長田と乙米さま、ゲゲ夫妻の関係も良かった。尺を割かずに愛情やそれまで過ごした歳月が感じられた。あとバトルシーンにやたら力が入っていてかっこよかった。

【エンドロール】なによりもエンドロールが素晴らしかった。私はゲゲゲの鬼太郎は多少読んだことがある程度でアニメシリーズも通しで見たことはないのだが、墓場鬼太郎はアニメ版を通しで見、漫画も読んだ。本作はゲゲゲの鬼太郎アニメ版6期の前日譚として作られており、内容からも本作の「水木」は私が読んだ漫画や見たアニメの墓場鬼太郎に登場する水木とは少し違う人物として描写されていることがわかる。その水木が相棒の愛する妻を必死で助けようとした記憶を失っていたところで本編は終わり、その後がエンドロールだ。隣の寺に越してきた人を見に行く水木……。水木しげる先生風の絵柄で、墓場鬼太郎で読んだ鬼太郎誕生の流れとは少し異なる物語の続きが展開される。カランコロンの歌のアレンジが流れる中でその絵柄で話が展開されるだけでもう泣けるのだが、更に内容が泣ける。水木が記憶を失くしている悲しさ、けれどふたりを埋葬する優しさ。そして、再びアニメの絵に戻り、セリフが入る。墓の中から生まれた鬼太郎を一瞬殺そうと思った水木だったが、失った記憶の中の相棒の姿が一瞬よぎり、手の中のちいさな命を抱きしめる。音楽もここで盛り上がり、ボロボロに泣いてしまった。タイトルどおりのラストであるし、とても好きだ。思い出すだけで泣けてくる。

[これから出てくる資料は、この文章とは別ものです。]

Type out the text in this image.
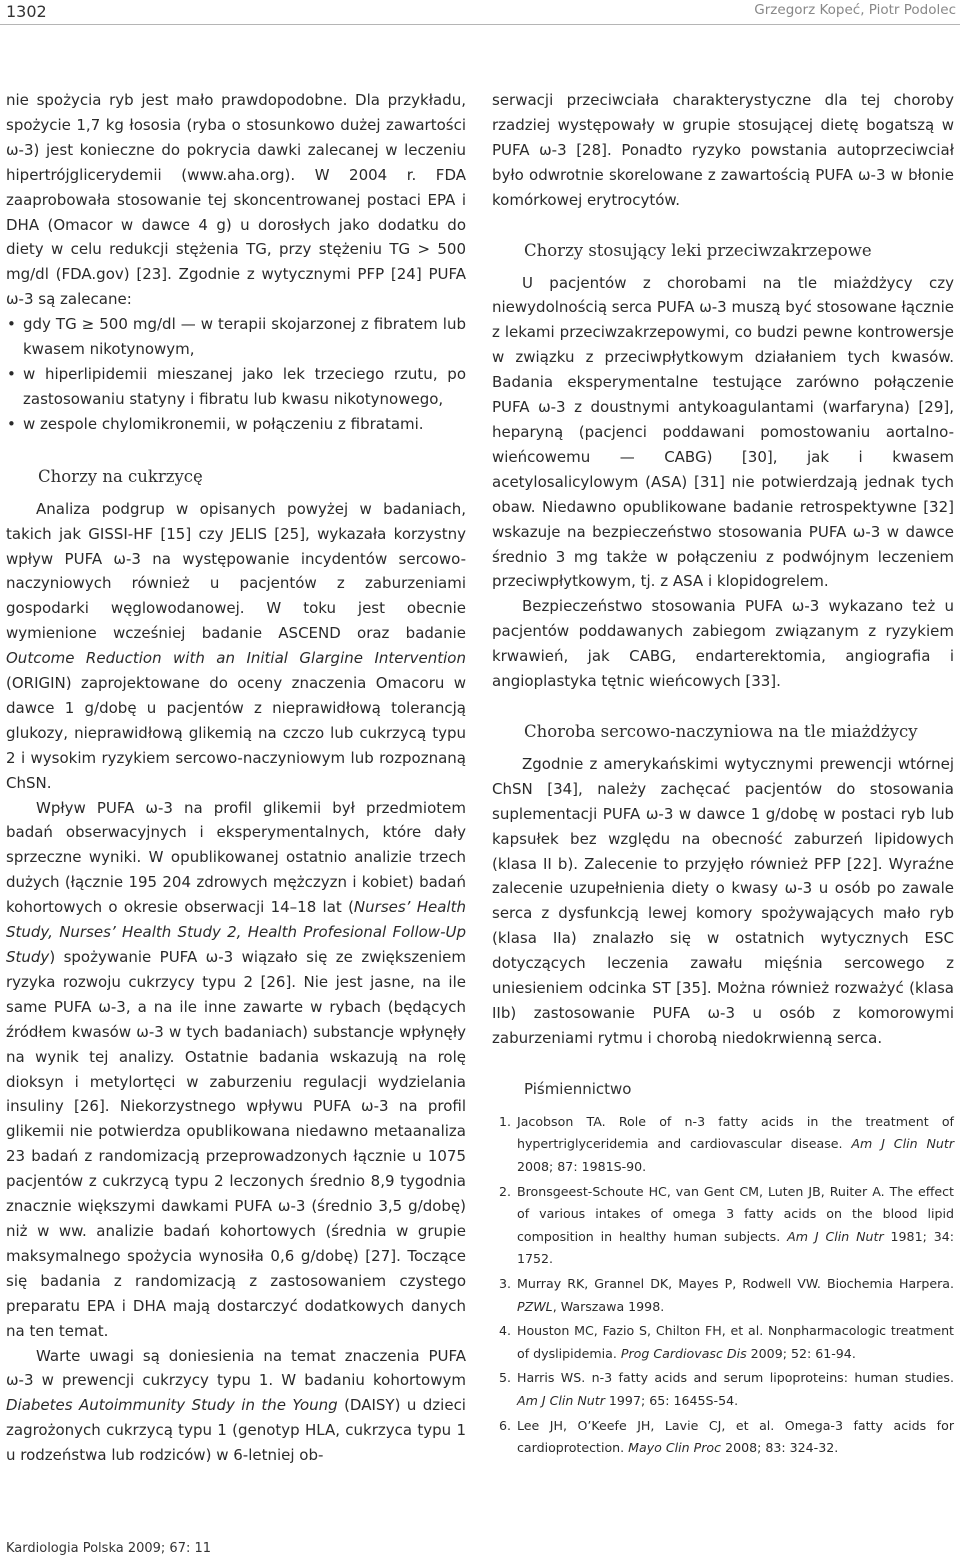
1302	Grzegorz Kopeć, Piotr Podolec

nie spożycia ryb jest mało prawdopodobne. Dla przykładu, spożycie 1,7 kg łososia (ryba o stosunkowo dużej zawartości ω-3) jest konieczne do pokrycia dawki zalecanej w leczeniu hipertrójglicerydemii (www.aha.org). W 2004 r. FDA zaaprobowała stosowanie tej skoncentrowanej postaci EPA i DHA (Omacor w dawce 4 g) u dorosłych jako dodatku do diety w celu redukcji stężenia TG, przy stężeniu TG > 500 mg/dl (FDA.gov) [23]. Zgodnie z wytycznymi PFP [24] PUFA ω-3 są zalecane:

• gdy TG ≥ 500 mg/dl — w terapii skojarzonej z fibratem lub kwasem nikotynowym,
• w hiperlipidemii mieszanej jako lek trzeciego rzutu, po zastosowaniu statyny i fibratu lub kwasu nikotynowego,
• w zespole chylomikronemii, w połączeniu z fibratami.
Chorzy na cukrzycę

Analiza podgrup w opisanych powyżej w badaniach, takich jak GISSI-HF [15] czy JELIS [25], wykazała korzystny wpływ PUFA ω-3 na występowanie incydentów sercowo-naczyniowych również u pacjentów z zaburzeniami gospodarki węglowodanowej. W toku jest obecnie wymienione wcześniej badanie ASCEND oraz badanie Outcome Reduction with an Initial Glargine Intervention (ORIGIN) zaprojektowane do oceny znaczenia Omacoru w dawce 1 g/dobę u pacjentów z nieprawidłową tolerancją glukozy, nieprawidłową glikemią na czczo lub cukrzycą typu 2 i wysokim ryzykiem sercowo-naczyniowym lub rozpoznaną ChSN.

Wpływ PUFA ω-3 na profil glikemii był przedmiotem badań obserwacyjnych i eksperymentalnych, które dały sprzeczne wyniki. W opublikowanej ostatnio analizie trzech dużych (łącznie 195 204 zdrowych mężczyzn i kobiet) badań kohortowych o okresie obserwacji 14–18 lat (Nurses’ Health Study, Nurses’ Health Study 2, Health Profesional Follow-Up Study) spożywanie PUFA ω-3 wiązało się ze zwiększeniem ryzyka rozwoju cukrzycy typu 2 [26]. Nie jest jasne, na ile same PUFA ω-3, a na ile inne zawarte w rybach (będących źródłem kwasów ω-3 w tych badaniach) substancje wpłynęły na wynik tej analizy. Ostatnie badania wskazują na rolę dioksyn i metylortęci w zaburzeniu regulacji wydzielania insuliny [26]. Niekorzystnego wpływu PUFA ω-3 na profil glikemii nie potwierdza opublikowana niedawno metaanaliza 23 badań z randomizacją przeprowadzonych łącznie u 1075 pacjentów z cukrzycą typu 2 leczonych średnio 8,9 tygodnia znacznie większymi dawkami PUFA ω-3 (średnio 3,5 g/dobę) niż w ww. analizie badań kohortowych (średnia w grupie maksymalnego spożycia wynosiła 0,6 g/dobę) [27]. Toczące się badania z randomizacją z zastosowaniem czystego preparatu EPA i DHA mają dostarczyć dodatkowych danych na ten temat.

Warte uwagi są doniesienia na temat znaczenia PUFA ω-3 w prewencji cukrzycy typu 1. W badaniu kohortowym Diabetes Autoimmunity Study in the Young (DAISY) u dzieci zagrożonych cukrzycą typu 1 (genotyp HLA, cukrzyca typu 1 u rodzeństwa lub rodziców) w 6-letniej ob-

serwacji przeciwciała charakterystyczne dla tej choroby rzadziej występowały w grupie stosującej dietę bogatszą w PUFA ω-3 [28]. Ponadto ryzyko powstania autoprzeciwciał było odwrotnie skorelowane z zawartością PUFA ω-3 w błonie komórkowej erytrocytów.

Chorzy stosujący leki przeciwzakrzepowe

U pacjentów z chorobami na tle miażdżycy czy niewydolnością serca PUFA ω-3 muszą być stosowane łącznie z lekami przeciwzakrzepowymi, co budzi pewne kontrowersje w związku z przeciwpłytkowym działaniem tych kwasów. Badania eksperymentalne testujące zarówno połączenie PUFA ω-3 z doustnymi antykoagulantami (warfaryna) [29], heparyną (pacjenci poddawani pomostowaniu aortalno-wieńcowemu — CABG) [30], jak i kwasem acetylosalicylowym (ASA) [31] nie potwierdzają jednak tych obaw. Niedawno opublikowane badanie retrospektywne [32] wskazuje na bezpieczeństwo stosowania PUFA ω-3 w dawce średnio 3 mg także w połączeniu z podwójnym leczeniem przeciwpłytkowym, tj. z ASA i klopidogrelem.

Bezpieczeństwo stosowania PUFA ω-3 wykazano też u pacjentów poddawanych zabiegom związanym z ryzykiem krwawień, jak CABG, endarterektomia, angiografia i angioplastyka tętnic wieńcowych [33].

Choroba sercowo-naczyniowa na tle miażdżycy

Zgodnie z amerykańskimi wytycznymi prewencji wtórnej ChSN [34], należy zachęcać pacjentów do stosowania suplementacji PUFA ω-3 w dawce 1 g/dobę w postaci ryb lub kapsułek bez względu na obecność zaburzeń lipidowych (klasa II b). Zalecenie to przyjęło również PFP [22]. Wyraźne zalecenie uzupełnienia diety o kwasy ω-3 u osób po zawale serca z dysfunkcją lewej komory spożywających mało ryb (klasa IIa) znalazło się w ostatnich wytycznych ESC dotyczących leczenia zawału mięśnia sercowego z uniesieniem odcinka ST [35]. Można również rozważyć (klasa IIb) zastosowanie PUFA ω-3 u osób z komorowymi zaburzeniami rytmu i chorobą niedokrwienną serca.

Piśmiennictwo
1. Jacobson TA. Role of n-3 fatty acids in the treatment of hypertriglyceridemia and cardiovascular disease. Am J Clin Nutr 2008; 87: 1981S-90.
2. Bronsgeest-Schoute HC, van Gent CM, Luten JB, Ruiter A. The effect of various intakes of omega 3 fatty acids on the blood lipid composition in healthy human subjects. Am J Clin Nutr 1981; 34: 1752.
3. Murray RK, Grannel DK, Mayes P, Rodwell VW. Biochemia Harpera. PZWL, Warszawa 1998.
4. Houston MC, Fazio S, Chilton FH, et al. Nonpharmacologic treatment of dyslipidemia. Prog Cardiovasc Dis 2009; 52: 61-94.
5. Harris WS. n-3 fatty acids and serum lipoproteins: human studies. Am J Clin Nutr 1997; 65: 1645S-54.
6. Lee JH, O’Keefe JH, Lavie CJ, et al. Omega-3 fatty acids for cardioprotection. Mayo Clin Proc 2008; 83: 324-32.
Kardiologia Polska 2009; 67: 11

【微妙だったところ】セリフ回しが微妙だと感じる場面が時々あった。「これ木内の声じゃなかったら微妙だったけど木内の声だから良く聞こえるな……」みたいな……。キャストがイマイチだったら中盤まで全く集中できなかったと思う。全員しっかりキャラに合っている本職の声優さんで固めているからこそ気持ちよく見られる作品だと思った。

あと、ねずみ男があまり活躍しなかったのは勿体なかった。うまく使えば本筋の展開に活かせるポテンシャルがあるキャラクターだと思うのだが……。

【総評】特に音楽や声などの音の凄さを感じる作品だった。正直なところ脚本に粗はあると感じているのだが(だからこそオタクにウケているように思う)、水木しげる先生の人生や鬼太郎にしっかり向き合っていてよかったと思う。個人的に一番良かったなぁと思うのは、水木先生のご息女がこの映画のヒットをとても喜んでいらっしゃることだ。うれしそうなツイート(ポスト)を見られることがとてもうれしい。水木先生もきっと喜んでいらっしゃることだろう。本作は児童向けではないのできっかけにはならないと思うが、またでっかい妖怪ブームがきてほしいところだ。